To conclude the course, students were tasked to analyze an existing synthetic biology company, evaluating everything from the company’s foundational intellectual property and go-to-market strategy to its value proposition, commercial status, and outlook, by applying knowledge gleaned from the case studies and guest speakers.

“Synthetic biology will have a profound impact in the coming century, as the industry will transition to growing rather than building, mining, or extracting. It’s just so much more powerful and sustainable than the resource-intensive core technologies of industry over the last 300 years. This budding century of biology has been made possible, necessary, and urgent by the century of chemistry, silicon, and information that came before it. But with all that promise and urgency, its easy to get pulled into being everything to everyone” Barnard said. “Through real-life case studies, guest speakers, and our own insights as instructors and entrepreneurs, we want to illuminate for students the criticality of delivering a focused product against a perceived pain point with awareness of your unique strengths and capabilities."

With its focus on actual companies and principles, not simply theories, as well as guest speakers offering earnest thoughts, Chebli looked forward to every class.
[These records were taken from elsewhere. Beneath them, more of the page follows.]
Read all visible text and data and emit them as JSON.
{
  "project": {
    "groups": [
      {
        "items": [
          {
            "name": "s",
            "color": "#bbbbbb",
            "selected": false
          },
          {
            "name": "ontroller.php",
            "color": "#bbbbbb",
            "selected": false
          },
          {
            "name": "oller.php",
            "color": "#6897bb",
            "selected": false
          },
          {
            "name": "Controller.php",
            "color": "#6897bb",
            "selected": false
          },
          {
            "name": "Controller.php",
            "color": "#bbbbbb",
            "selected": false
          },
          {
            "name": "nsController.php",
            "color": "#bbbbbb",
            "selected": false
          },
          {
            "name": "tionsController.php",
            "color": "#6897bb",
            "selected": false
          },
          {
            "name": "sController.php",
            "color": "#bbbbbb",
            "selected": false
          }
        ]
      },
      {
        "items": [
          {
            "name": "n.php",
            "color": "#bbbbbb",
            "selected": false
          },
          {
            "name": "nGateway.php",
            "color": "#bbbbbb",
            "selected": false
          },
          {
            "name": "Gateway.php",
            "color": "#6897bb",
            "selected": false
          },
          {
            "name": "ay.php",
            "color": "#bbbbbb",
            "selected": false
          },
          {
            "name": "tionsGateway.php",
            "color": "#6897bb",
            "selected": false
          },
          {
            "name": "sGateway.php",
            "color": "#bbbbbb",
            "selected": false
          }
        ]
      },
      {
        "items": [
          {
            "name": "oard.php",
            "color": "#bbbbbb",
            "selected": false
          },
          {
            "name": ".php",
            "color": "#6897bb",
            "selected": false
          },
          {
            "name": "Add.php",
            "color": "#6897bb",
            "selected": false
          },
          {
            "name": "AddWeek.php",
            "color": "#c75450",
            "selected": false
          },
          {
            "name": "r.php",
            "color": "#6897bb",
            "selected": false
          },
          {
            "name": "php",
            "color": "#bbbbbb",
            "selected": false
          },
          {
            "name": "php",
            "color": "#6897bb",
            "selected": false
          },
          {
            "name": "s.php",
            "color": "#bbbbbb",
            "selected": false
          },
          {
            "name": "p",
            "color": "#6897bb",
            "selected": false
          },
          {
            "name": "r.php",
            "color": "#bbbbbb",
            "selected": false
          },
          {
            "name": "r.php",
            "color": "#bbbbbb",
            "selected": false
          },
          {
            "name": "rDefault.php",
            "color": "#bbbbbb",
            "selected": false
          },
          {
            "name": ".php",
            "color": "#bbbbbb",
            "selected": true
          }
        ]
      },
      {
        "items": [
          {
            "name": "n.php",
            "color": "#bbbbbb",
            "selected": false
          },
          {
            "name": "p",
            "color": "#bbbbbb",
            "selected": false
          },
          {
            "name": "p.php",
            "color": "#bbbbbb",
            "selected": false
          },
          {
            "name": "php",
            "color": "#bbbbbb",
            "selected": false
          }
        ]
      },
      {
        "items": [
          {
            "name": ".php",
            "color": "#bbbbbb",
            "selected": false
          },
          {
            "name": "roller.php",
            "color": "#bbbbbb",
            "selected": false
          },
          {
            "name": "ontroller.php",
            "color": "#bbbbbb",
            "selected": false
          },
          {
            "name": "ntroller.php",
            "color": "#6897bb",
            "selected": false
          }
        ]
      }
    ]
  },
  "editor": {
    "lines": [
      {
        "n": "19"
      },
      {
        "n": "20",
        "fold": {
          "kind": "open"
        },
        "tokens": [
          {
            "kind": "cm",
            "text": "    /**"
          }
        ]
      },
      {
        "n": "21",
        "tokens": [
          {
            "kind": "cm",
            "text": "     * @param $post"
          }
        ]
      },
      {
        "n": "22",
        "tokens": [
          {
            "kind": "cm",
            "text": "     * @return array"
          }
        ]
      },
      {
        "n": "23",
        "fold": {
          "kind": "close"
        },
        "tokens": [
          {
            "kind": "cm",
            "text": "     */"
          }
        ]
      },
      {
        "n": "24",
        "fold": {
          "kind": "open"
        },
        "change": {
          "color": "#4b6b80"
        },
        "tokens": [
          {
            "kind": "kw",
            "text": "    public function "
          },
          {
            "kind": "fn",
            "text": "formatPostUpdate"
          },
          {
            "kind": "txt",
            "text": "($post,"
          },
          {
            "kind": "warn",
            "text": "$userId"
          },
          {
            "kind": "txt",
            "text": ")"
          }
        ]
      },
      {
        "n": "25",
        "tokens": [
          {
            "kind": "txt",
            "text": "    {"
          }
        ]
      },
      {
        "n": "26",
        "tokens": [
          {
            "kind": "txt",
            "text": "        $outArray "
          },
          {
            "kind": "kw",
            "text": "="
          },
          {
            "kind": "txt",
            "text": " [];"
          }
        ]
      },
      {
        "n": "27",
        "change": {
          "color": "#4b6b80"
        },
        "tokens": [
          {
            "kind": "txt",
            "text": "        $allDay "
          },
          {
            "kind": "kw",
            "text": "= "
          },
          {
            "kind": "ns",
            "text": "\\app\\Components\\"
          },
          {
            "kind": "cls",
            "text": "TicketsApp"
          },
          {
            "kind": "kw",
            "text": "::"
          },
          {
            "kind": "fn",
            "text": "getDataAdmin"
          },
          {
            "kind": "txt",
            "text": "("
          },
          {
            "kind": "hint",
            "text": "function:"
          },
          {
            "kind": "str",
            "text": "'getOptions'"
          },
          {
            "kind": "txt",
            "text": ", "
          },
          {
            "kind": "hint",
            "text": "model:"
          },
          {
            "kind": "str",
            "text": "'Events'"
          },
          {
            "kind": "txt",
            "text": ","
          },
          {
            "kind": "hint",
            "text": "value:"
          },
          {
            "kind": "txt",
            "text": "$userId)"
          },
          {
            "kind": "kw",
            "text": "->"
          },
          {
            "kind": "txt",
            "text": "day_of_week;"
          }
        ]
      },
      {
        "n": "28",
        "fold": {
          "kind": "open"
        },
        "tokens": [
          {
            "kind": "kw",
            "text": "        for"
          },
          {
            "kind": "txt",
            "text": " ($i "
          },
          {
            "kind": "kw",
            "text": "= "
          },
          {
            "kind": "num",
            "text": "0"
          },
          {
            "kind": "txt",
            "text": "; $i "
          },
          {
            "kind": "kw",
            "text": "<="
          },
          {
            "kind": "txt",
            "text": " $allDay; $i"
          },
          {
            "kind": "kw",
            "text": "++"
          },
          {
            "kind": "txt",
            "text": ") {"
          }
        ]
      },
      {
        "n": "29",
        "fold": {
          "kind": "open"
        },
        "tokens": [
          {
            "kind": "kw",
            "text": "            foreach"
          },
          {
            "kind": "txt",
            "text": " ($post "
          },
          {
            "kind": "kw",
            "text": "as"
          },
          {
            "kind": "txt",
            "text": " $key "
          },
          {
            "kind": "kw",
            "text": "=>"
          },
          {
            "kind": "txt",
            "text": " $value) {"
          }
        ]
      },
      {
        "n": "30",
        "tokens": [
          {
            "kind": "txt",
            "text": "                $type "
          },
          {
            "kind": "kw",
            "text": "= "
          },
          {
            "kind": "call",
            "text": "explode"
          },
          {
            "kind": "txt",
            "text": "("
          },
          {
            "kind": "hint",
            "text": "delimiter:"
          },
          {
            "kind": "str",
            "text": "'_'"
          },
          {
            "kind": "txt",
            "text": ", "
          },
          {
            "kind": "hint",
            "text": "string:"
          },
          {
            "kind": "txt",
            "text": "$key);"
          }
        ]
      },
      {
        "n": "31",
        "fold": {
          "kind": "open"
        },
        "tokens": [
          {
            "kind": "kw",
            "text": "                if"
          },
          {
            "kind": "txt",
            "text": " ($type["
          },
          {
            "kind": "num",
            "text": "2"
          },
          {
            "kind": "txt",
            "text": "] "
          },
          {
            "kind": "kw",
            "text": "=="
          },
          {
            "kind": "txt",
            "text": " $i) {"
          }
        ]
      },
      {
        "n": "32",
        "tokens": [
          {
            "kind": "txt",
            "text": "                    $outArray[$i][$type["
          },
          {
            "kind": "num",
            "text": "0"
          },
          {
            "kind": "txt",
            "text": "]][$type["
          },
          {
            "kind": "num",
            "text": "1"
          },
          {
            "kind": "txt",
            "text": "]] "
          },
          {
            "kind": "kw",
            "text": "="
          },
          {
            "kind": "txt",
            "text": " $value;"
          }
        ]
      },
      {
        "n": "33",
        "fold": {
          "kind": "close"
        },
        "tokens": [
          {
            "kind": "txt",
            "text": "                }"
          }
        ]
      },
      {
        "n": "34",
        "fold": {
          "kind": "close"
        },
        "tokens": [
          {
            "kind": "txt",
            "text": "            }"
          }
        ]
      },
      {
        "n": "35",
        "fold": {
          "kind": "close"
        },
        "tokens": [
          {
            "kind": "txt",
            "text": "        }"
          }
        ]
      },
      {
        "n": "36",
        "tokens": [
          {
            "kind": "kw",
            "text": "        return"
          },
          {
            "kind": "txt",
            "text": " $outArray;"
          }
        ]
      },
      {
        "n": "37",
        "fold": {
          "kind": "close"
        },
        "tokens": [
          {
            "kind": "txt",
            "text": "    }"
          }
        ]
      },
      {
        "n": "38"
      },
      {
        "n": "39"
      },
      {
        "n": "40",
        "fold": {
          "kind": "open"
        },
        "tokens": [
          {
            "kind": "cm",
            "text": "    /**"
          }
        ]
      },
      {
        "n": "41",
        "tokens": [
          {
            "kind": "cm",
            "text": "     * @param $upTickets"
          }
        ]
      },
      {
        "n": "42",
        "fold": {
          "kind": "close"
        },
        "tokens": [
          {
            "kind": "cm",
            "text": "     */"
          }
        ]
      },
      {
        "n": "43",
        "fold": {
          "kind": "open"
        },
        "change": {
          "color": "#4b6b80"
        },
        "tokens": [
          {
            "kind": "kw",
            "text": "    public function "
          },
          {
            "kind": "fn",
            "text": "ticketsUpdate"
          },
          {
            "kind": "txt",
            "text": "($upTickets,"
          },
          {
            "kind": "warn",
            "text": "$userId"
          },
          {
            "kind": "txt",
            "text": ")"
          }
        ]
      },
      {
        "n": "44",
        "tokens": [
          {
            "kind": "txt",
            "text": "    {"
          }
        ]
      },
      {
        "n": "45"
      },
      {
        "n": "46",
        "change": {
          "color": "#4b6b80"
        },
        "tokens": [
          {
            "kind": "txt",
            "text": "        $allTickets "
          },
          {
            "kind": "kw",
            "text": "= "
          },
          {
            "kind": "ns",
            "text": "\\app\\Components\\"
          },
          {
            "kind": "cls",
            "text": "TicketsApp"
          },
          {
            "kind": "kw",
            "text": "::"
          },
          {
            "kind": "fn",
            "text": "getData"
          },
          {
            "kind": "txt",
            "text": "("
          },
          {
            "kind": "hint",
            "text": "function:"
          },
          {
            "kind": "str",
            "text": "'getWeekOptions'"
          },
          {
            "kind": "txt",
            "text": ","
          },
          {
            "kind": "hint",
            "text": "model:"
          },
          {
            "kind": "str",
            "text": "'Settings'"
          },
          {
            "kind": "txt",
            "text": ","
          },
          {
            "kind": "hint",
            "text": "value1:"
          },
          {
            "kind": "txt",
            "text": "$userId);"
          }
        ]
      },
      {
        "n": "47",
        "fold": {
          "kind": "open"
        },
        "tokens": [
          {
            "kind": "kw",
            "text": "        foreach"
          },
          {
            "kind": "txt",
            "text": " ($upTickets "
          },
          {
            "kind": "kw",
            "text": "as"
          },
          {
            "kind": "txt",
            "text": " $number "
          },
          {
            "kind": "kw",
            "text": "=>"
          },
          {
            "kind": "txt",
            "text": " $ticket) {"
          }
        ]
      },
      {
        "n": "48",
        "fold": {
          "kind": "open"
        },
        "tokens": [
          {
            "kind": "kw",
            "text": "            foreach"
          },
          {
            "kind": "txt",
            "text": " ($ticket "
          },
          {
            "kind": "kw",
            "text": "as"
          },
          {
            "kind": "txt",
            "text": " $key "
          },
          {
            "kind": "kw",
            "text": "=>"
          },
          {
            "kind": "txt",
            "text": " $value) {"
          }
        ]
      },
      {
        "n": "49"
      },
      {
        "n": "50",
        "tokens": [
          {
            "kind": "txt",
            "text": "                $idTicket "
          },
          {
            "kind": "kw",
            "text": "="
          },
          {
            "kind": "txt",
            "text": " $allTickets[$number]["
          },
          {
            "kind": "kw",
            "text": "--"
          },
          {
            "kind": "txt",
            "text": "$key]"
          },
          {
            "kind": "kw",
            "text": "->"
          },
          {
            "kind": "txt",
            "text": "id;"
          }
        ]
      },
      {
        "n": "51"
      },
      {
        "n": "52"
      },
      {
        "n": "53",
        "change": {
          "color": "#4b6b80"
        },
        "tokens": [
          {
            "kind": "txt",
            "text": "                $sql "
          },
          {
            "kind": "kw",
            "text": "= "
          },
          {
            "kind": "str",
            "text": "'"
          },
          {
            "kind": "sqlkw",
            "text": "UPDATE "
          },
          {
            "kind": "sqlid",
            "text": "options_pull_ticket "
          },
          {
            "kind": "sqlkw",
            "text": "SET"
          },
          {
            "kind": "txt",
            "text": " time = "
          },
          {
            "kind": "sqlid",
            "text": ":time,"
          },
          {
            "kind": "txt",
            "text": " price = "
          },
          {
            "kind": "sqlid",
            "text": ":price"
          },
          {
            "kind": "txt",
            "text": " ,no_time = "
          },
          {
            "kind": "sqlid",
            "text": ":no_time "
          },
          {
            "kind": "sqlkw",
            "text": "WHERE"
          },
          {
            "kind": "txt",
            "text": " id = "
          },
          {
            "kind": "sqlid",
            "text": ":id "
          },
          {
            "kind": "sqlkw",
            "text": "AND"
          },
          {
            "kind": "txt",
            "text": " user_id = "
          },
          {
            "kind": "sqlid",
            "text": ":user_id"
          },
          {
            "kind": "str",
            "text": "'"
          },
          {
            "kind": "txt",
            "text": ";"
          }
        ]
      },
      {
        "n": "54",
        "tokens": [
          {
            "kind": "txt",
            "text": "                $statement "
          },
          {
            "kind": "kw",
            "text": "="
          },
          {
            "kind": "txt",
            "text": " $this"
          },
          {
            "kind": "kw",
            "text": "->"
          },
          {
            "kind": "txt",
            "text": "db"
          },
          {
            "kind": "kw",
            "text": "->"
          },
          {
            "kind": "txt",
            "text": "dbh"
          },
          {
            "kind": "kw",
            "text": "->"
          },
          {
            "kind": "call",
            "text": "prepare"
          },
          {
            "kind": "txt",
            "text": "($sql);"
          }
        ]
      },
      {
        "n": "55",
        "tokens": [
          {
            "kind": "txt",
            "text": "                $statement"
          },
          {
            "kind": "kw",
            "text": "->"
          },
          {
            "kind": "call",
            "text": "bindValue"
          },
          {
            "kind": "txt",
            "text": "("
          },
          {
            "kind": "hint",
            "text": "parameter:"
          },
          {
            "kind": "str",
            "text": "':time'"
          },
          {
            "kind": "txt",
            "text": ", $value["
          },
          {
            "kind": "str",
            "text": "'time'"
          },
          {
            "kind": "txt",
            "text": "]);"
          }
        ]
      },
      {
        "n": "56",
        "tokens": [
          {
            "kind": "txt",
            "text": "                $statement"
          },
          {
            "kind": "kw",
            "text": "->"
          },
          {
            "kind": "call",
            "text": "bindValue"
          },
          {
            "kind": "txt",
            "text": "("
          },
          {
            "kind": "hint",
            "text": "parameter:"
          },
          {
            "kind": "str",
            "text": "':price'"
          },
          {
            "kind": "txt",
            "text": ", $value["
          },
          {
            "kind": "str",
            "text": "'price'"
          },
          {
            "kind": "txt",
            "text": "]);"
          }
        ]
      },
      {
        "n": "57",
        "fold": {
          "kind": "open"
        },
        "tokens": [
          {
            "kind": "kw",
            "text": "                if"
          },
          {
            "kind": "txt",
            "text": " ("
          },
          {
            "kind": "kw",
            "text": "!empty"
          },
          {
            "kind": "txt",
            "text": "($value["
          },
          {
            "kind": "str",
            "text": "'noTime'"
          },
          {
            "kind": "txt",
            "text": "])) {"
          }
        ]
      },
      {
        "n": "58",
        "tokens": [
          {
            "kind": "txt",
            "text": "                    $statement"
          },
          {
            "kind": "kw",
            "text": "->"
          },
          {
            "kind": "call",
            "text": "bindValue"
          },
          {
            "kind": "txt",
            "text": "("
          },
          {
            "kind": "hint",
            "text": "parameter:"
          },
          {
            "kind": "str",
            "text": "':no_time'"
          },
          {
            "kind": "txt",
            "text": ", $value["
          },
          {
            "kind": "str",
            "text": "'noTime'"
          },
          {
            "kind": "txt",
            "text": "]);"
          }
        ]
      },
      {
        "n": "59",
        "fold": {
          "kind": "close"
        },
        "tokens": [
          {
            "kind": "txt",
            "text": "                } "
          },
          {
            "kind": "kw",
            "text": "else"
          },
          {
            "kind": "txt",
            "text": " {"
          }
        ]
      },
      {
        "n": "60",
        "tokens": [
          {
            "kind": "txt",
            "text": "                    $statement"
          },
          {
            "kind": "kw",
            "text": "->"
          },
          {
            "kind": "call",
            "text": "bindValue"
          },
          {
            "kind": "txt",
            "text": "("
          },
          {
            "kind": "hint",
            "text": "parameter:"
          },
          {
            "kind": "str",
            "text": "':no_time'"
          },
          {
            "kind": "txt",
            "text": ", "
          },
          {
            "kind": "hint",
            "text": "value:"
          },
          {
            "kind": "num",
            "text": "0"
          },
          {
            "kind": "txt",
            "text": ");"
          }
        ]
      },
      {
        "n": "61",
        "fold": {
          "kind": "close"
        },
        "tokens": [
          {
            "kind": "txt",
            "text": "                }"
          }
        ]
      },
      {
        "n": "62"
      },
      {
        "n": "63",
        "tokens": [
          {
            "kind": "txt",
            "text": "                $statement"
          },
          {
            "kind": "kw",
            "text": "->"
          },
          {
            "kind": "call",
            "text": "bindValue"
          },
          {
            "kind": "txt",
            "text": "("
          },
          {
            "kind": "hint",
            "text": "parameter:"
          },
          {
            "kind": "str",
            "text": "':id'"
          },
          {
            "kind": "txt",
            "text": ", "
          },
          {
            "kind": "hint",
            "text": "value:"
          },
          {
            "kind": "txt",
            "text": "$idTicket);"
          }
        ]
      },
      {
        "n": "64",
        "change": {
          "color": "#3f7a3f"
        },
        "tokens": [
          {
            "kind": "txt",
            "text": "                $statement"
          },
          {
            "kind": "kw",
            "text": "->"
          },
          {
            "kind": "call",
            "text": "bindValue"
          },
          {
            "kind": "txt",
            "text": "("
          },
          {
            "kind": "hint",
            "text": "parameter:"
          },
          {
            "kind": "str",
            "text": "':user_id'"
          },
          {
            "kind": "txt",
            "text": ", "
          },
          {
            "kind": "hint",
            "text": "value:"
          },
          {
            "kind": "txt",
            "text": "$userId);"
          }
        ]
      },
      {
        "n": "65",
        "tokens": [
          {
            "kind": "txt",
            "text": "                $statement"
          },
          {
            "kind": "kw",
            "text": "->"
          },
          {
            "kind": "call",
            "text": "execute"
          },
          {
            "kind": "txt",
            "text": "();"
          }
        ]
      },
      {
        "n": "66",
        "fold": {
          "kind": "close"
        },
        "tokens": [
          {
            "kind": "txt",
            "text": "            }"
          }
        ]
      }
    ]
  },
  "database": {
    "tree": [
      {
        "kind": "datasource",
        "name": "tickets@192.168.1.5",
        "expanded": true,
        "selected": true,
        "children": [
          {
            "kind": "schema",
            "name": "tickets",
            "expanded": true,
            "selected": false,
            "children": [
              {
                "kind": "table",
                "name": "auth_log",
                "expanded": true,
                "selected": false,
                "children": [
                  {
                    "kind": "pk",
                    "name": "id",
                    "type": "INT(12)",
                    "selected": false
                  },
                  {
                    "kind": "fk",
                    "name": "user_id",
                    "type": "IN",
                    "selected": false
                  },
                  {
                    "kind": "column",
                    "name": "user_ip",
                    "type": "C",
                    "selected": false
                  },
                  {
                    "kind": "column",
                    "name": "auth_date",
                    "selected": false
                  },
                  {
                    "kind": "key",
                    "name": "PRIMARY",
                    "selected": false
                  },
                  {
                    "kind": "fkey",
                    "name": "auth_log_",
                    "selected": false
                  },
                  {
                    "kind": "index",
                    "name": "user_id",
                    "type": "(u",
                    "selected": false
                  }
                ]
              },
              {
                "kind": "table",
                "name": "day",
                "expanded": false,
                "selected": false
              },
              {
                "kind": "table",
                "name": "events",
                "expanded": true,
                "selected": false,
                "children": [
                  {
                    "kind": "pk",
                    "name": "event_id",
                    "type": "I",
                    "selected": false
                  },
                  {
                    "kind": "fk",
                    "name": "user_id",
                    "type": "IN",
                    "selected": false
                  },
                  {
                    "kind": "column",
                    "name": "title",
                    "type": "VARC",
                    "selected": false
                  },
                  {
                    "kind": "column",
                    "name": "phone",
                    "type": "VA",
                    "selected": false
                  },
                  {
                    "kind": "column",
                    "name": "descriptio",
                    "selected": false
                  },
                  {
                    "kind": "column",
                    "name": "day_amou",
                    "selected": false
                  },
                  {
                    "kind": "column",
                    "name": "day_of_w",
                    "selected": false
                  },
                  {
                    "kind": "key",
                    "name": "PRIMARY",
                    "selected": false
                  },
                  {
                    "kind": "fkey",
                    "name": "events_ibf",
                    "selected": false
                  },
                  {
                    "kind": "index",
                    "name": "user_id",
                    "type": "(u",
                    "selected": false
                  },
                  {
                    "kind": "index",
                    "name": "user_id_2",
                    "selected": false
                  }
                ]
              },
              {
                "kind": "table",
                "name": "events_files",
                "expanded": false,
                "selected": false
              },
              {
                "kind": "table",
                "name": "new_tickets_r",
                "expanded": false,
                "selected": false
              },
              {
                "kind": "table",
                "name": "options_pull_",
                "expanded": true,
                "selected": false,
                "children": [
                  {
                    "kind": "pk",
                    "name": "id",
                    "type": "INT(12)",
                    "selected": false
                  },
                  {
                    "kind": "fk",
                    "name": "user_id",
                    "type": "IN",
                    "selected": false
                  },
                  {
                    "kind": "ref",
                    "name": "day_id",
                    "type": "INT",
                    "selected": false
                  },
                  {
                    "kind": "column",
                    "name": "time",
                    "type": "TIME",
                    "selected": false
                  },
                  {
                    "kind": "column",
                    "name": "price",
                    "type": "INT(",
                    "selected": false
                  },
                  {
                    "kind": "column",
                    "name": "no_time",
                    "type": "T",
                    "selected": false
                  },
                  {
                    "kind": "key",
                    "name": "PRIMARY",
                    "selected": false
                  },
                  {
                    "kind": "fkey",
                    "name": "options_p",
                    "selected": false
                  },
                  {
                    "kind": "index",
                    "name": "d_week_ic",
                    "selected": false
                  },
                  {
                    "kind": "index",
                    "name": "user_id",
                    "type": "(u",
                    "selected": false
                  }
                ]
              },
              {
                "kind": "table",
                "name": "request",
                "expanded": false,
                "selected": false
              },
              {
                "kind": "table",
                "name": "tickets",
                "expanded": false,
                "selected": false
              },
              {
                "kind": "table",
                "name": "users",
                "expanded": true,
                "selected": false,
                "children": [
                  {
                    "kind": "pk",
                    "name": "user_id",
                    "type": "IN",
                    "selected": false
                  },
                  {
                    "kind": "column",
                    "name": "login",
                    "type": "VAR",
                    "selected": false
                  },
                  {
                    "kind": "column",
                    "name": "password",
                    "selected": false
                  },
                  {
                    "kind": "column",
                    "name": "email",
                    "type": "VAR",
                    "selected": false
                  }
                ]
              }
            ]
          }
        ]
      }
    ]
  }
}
Initially enrolling in the course to learn about an emerging, specialized field of entrepreneurship, she found herself getting an “honest and uncensored” look at entrepreneurship that opened her mind and highlighted commercial realities.

“It was the best class I’ve taken at Northwestern,” Chebli said. “To interact with passionate, knowledgeable, and experienced people who didn’t sugarcoat their experiences was truly invaluable.”

For McNulty, who recently spent two weeks on a Levy Inspiration Grant in Southeast Asia studying synthetic biology and sustainability technology with founders and investors in that region of the world, ENTREP 395/495 only intensified his interest in a lively, rapidly evolving field hungry for new ideas.

“Thanks to this course, synthetic biology became so much more approachable than I ever thought,” McNulty said.